Mitt Romney went awfully easy on Barack Obama in Monday night’s presidential debate, by our thinking, but we suspect he had his reasons.

The most frustrating portion of the proceedings was the discussion of the Sept. 11 terror attack on the embassy in Libya and its four resulting deaths, when Romney declined to mention the administration’s repeated denials of requests by the ambassador for more security, its weeks-long insistence on a false story that a little-known video had provoked the event, its outrageous imprisonment of the filmmaker and implied apology for the First Amendment, its continuing dissembling, the president’s callous description of the deadly attack as “not optimal” and “bumps in the road,” or any of several other disturbing aspects of Obama’s utter pooch-screwing in the matter. Similar punch-pulling marked Romney’s response to questions about Iran’s nuclear ambitions, America’s commitment to Israel, and the likely dire consequences of the recent political upheavals in the Middle East.

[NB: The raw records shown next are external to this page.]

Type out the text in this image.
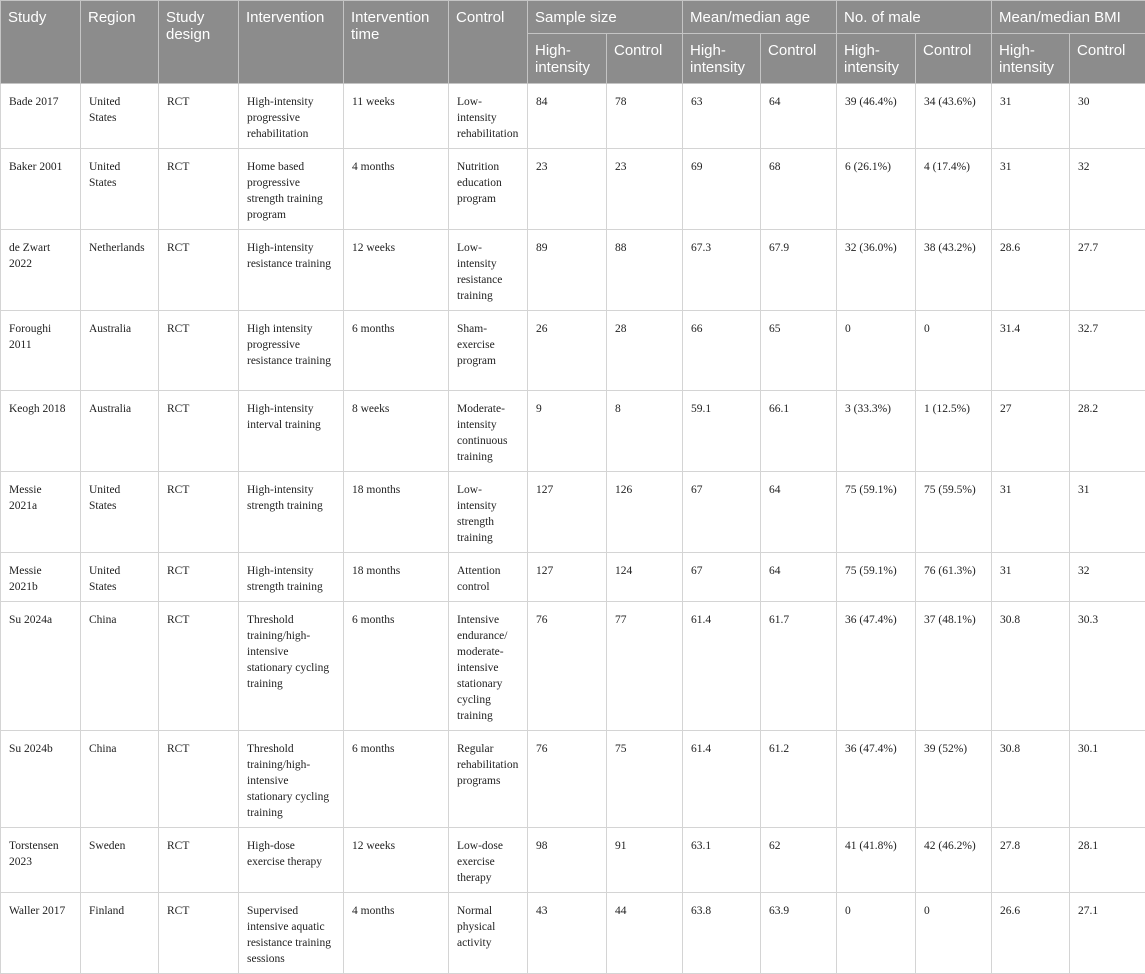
Study	Region	Study design	Intervention	Intervention time	Control	Sample size		Mean/median age		No. of male		Mean/median BMI	
						High-intensity	Control	High-intensity	Control	High-intensity	Control	High-intensity	Control
Bade 2017	United States	RCT	High-intensity progressive rehabilitation	11 weeks	Low-intensity rehabilitation	84	78	63	64	39 (46.4%)	34 (43.6%)	31	30
Baker 2001	United States	RCT	Home based progressive strength training program	4 months	Nutrition education program	23	23	69	68	6 (26.1%)	4 (17.4%)	31	32
de Zwart 2022	Netherlands	RCT	High-intensity resistance training	12 weeks	Low-intensity resistance training	89	88	67.3	67.9	32 (36.0%)	38 (43.2%)	28.6	27.7
Foroughi 2011	Australia	RCT	High intensity progressive resistance training	6 months	Sham-exercise program	26	28	66	65	0	0	31.4	32.7
Keogh 2018	Australia	RCT	High-intensity interval training	8 weeks	Moderate-intensity continuous training	9	8	59.1	66.1	3 (33.3%)	1 (12.5%)	27	28.2
Messie 2021a	United States	RCT	High-intensity strength training	18 months	Low-intensity strength training	127	126	67	64	75 (59.1%)	75 (59.5%)	31	31
Messie 2021b	United States	RCT	High-intensity strength training	18 months	Attention control	127	124	67	64	75 (59.1%)	76 (61.3%)	31	32
Su 2024a	China	RCT	Threshold training/high-intensive stationary cycling training	6 months	Intensive endurance/ moderate-intensive stationary cycling training	76	77	61.4	61.7	36 (47.4%)	37 (48.1%)	30.8	30.3
Su 2024b	China	RCT	Threshold training/high-intensive stationary cycling training	6 months	Regular rehabilitation programs	76	75	61.4	61.2	36 (47.4%)	39 (52%)	30.8	30.1
Torstensen 2023	Sweden	RCT	High-dose exercise therapy	12 weeks	Low-dose exercise therapy	98	91	63.1	62	41 (41.8%)	42 (46.2%)	27.8	28.1
Waller 2017	Finland	RCT	Supervised intensive aquatic resistance training sessions	4 months	Normal physical activity	43	44	63.8	63.9	0	0	26.6	27.1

Vexing as it was to listen to, we can see how such tactics effectively served a broader campaign strategy. The debate was devoted to foreign policy during an election dominated by economic issues, the two previous debates had likely sufficed for all the but the most politically enthused, and televised competition from professional football and the seventh game of the National League championship series had further reduced the audience, so Romney’s main objectives were to reassure the skittish womenfolk that presumably predominated in the audience that he’s not a bloodthirsty war-monger and avoid anything that would provide fodder for a ravenous press to exploit over the next few day’s worth of news stories.

He seems have to succeeded in both regards. As much as we would have loved to see Romney tear further into Romney’s failings, his lack of aggressiveness on the obvious points probably bolstered the amiably calm-and-steady persona that he displayed throughout the evening. If he made any glaring mistakes, the news reports that followed on brief news reports failed to highlight them.

Romney also scored a few points along the way, provoking some rather unpresidential behavior from the president. He rightly criticized the apologetic nature of Obama’s foreign policy, and when Obama rudely interrupted to dispute the allegation he was met with some verbatim quotes that most viewers will inevitably interpret as apologies for America’s past. When Romney rightly noted that Obama’s defense cuts have left the Navy with its fewest ships since 1917, Obama responded with a sarcastic explanation of how “we have these things called aircraft carriers, where planes land on them,” implying that not only Romney but the Navy admirals that have requested an additional 38 ships lack a rudimentary understanding of naval strategy.

Although foreign policy was the announced topic of the debate, much of the debate was spent on the closely related topic of the economy. This allowed Obama to talk at length about hiring more teachers, which he seems to believe is the key to the economic recovery that has somehow eluded him the past four years, and Romney seized the opportunity to express his love for teachers even as he doubted that a few thousand more of them will somehow bring about full employment.

The more loyal of the legacy media’s pundits will no doubt proclaim Obama the victor by their pointless point-scoring methods, but Romney’s been rising in the polls ever since the last proclaimed debate victories by Obama and his running mate and we don’t expect this final round will change that.